A Boggling Python Import

Despite Python's apparent simplicity, I've always struggled with its import system. I'm not quite sure of the reason(s), but I simply find it more confusing than that of, say, C -- especially when __init__.py becomes involved. It may be because Python is the first programming language I learned well, and I didn't learn it by reading the documentation in a linear fashion. Instead, I jumped around a lot -- I learned the language rather organically, and I think Python lends itself to that, again, at least on the surface. But as I continue to use the language for more ambitious projects, I constantly find myself running into walls.

Recently, I wrote a tree-walk interpreter in Python for Lox, a programming language designed and explained thoroughly by Robert Nystrom in his excellent Crafting Interpreters. This is the largest Python code base I've written myself: It's roughly 2500 lines, including comments and documentation.

Whereas I chose to use Python, Nystrom presents his implementation in Java. As a result, the initial architecture of my implementation resembled a traditional Java application more so than a Python program. It still remains very much object oriented.

I don't know Java, but it seems standard to import or include the file with main() throughout other files in the application. In Python, on the other hand, it poses risks.

When a user executes a Python module from the command line, Python creates the module __main__ under the hood, hence the common:

      
        if __name__ == "__main__":
            main()

The variable __name__ stores the name of the current module, as the identifier implies. The above snippet then means, Python executes main() if and only if the name of this module is __main__. I don't find this confusing, and it's explained in detail across the internet, be it on StackOverflow or individual blogs or the official Python documentation.

For clarity, the official documentation reads:

__main__ is the name of the environment where top-level code is run. "Top-level code" is the first user-specified Python module that starts running. It's "top-level" because it imports all other modules that the program needs. Sometimes "top-level code" is called an entry point to the application.

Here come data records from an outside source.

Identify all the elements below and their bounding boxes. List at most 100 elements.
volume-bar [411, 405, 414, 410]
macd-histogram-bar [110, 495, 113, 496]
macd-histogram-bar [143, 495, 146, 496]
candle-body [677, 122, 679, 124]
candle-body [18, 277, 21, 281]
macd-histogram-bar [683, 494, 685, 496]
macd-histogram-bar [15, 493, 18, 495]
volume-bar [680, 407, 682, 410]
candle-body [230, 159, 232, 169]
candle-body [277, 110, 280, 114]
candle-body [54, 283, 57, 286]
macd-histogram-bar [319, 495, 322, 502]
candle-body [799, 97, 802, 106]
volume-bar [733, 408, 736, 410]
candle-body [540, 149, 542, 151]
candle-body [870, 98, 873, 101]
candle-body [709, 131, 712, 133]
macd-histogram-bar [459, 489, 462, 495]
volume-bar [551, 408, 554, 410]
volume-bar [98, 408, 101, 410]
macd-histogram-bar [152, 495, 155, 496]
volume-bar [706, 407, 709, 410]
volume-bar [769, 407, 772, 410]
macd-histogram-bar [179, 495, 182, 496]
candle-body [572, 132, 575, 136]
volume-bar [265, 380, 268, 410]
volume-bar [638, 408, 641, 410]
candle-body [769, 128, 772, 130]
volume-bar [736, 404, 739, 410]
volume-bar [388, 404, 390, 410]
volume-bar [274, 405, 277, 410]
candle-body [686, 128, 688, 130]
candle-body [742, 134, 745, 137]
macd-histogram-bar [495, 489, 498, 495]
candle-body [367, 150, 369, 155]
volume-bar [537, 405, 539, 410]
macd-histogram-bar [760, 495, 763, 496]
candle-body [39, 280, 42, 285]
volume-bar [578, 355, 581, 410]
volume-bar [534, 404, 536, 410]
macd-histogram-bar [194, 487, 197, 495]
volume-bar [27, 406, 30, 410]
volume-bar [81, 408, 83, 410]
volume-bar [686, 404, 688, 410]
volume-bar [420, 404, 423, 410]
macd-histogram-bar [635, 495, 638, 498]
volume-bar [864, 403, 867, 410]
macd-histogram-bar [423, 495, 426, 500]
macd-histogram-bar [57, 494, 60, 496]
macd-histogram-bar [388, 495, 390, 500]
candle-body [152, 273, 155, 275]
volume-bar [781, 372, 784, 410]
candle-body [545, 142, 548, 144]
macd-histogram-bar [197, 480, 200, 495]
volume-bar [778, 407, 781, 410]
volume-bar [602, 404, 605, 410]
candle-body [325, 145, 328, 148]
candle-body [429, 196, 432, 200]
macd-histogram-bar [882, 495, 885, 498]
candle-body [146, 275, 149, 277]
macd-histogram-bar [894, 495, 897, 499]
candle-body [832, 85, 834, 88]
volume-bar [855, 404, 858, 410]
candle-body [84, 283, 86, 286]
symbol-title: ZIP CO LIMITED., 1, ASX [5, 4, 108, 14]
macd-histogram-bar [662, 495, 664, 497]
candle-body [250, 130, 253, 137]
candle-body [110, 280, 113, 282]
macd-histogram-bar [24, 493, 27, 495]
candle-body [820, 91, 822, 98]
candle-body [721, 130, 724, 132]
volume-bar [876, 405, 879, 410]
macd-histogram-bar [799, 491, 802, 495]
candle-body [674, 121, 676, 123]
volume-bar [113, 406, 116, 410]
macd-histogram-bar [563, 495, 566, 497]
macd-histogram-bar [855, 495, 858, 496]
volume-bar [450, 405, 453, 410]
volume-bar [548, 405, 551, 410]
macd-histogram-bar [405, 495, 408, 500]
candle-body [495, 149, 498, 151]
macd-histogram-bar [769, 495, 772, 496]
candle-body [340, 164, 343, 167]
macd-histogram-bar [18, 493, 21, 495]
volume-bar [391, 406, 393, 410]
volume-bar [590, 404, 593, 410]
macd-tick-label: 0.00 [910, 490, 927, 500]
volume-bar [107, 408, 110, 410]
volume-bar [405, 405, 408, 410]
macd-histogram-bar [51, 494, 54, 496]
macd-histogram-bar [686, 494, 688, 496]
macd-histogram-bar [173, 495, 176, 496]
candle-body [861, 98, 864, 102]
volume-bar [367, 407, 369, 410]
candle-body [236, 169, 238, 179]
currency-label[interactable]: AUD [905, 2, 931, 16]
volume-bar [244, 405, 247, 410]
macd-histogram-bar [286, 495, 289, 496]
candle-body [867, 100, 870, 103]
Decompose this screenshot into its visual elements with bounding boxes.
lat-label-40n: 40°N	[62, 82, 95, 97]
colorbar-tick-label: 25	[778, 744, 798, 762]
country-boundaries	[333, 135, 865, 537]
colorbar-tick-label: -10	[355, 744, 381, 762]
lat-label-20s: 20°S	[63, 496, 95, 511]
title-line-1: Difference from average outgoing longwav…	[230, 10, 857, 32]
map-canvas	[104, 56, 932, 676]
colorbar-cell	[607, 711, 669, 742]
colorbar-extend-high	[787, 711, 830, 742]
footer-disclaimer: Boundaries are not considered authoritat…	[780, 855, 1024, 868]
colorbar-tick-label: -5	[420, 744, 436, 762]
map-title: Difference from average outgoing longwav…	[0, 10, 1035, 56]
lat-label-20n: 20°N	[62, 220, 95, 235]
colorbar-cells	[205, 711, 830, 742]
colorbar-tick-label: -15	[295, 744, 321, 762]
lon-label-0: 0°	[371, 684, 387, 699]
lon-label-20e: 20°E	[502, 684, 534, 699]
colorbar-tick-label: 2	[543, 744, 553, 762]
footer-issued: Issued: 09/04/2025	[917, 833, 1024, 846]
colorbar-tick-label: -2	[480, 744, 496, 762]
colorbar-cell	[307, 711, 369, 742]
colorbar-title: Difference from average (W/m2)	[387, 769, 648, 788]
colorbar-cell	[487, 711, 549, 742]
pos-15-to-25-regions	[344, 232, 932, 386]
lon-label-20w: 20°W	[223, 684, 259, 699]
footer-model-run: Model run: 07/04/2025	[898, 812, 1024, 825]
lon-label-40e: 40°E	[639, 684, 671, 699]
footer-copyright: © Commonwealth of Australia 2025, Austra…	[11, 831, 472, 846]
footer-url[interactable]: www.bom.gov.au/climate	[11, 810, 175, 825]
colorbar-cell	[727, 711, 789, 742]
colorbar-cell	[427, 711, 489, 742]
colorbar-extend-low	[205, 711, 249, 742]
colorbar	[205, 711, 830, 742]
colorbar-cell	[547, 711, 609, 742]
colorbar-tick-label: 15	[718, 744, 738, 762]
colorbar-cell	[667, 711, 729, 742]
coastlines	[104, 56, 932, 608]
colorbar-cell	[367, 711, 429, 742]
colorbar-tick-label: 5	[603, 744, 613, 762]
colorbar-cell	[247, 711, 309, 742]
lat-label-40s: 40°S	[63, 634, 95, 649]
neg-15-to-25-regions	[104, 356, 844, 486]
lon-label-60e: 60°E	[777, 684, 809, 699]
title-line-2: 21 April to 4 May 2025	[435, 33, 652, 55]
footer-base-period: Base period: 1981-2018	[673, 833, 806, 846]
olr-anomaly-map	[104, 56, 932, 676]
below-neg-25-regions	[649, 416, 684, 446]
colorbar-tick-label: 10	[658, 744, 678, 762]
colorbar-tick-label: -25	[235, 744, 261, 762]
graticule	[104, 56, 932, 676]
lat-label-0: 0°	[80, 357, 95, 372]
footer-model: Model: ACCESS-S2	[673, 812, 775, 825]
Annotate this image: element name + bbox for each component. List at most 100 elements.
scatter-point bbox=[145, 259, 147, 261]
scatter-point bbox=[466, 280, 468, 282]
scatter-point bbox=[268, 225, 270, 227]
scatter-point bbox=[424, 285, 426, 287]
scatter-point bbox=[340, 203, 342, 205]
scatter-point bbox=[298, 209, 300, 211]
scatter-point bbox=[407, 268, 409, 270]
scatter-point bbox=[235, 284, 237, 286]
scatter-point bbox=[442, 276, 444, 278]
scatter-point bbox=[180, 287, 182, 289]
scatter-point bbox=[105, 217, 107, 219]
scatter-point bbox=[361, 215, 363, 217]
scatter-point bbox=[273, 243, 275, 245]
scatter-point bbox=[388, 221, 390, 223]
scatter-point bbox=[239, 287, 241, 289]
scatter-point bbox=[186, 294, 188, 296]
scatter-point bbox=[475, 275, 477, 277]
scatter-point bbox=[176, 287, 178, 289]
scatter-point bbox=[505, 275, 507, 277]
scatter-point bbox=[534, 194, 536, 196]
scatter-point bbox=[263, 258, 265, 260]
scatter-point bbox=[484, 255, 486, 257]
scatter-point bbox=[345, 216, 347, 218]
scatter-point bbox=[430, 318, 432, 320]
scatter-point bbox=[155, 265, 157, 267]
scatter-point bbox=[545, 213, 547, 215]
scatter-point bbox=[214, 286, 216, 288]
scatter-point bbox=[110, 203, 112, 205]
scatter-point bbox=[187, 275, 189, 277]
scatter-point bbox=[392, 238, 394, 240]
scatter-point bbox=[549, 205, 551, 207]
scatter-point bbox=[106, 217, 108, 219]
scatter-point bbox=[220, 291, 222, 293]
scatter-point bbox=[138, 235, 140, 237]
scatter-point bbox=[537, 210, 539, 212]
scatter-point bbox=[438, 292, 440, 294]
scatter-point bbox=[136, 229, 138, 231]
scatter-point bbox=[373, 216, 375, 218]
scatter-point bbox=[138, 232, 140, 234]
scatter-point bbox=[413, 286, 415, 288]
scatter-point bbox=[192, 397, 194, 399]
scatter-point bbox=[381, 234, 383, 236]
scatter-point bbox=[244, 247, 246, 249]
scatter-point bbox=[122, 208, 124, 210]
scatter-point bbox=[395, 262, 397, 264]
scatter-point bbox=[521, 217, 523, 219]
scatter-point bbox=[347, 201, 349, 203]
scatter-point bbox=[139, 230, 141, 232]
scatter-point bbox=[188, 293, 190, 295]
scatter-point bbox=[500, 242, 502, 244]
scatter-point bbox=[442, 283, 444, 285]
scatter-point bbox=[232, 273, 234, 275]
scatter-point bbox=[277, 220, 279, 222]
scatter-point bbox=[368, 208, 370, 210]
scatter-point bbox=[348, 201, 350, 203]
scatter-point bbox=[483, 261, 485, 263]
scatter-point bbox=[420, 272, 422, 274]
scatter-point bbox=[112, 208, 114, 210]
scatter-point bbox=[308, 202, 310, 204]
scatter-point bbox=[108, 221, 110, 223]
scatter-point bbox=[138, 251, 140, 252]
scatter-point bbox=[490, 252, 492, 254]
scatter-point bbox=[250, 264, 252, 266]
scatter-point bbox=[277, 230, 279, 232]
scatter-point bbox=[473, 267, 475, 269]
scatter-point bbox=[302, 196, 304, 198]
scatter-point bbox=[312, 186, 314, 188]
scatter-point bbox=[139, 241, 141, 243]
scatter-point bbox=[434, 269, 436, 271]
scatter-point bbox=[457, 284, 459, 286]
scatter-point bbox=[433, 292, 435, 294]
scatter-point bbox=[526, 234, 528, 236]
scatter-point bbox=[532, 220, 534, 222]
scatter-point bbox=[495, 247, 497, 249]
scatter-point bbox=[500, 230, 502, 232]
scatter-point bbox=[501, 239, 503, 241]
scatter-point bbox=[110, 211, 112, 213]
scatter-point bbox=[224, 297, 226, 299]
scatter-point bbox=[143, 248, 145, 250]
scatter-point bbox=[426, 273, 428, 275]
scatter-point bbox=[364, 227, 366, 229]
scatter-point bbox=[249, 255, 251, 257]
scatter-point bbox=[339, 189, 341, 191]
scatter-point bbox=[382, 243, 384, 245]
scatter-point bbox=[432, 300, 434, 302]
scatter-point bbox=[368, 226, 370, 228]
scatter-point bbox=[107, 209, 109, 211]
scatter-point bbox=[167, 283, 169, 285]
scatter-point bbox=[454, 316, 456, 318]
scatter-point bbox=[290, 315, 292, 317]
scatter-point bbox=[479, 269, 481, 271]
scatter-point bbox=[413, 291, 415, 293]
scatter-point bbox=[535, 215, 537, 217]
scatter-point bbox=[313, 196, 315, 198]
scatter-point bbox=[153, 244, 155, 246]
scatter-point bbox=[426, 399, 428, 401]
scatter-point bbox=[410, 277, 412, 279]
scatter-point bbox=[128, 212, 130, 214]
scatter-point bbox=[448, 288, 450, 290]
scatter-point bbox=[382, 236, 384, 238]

Now, that being said, I found the code below confusing. It contains that same snippet, but it also imports the module that contains main() in a separate module. It resembles an issue I faced while writing Plox, my Lox interpreter written in Python, and it led to issues with state early in the process.

Given the following two (contrived) modules -- x.py and y.py, respectively -- imagine the output or the final state of z.

      x.py
      
        import y

        z = False

        def f():
            global z
            z = True

        def main():
            y.g()
            print(z)

        if __name__ == "__main__":
            main()

      y.py
      
        import x

        def g():
            x.f()

I initially expected the output to be True. However, the execution of python x.y from the command line output False.

A kind soul on Python's IRC channel explained why I was wrong. There are effectively two instances of module x, and thus two instances of any global variables in the module as well. Python instantiates the first instance of this module upon the execution of python x.y; it names it __main__. Python instantiates the second upon executing import x in module y. It names this one x.

g() of module y calls f() in module x. Because it calls x.f(), the function modifies x.z, not z or more specifically __main__.z. This is the distinction. It's possible to access each instance of z separately as well. __main__.z -- or simply z -- and x.z are both accessible.

All of this is to say, don't import the module that contains main() -- and (probably) avoid global variables, like they say.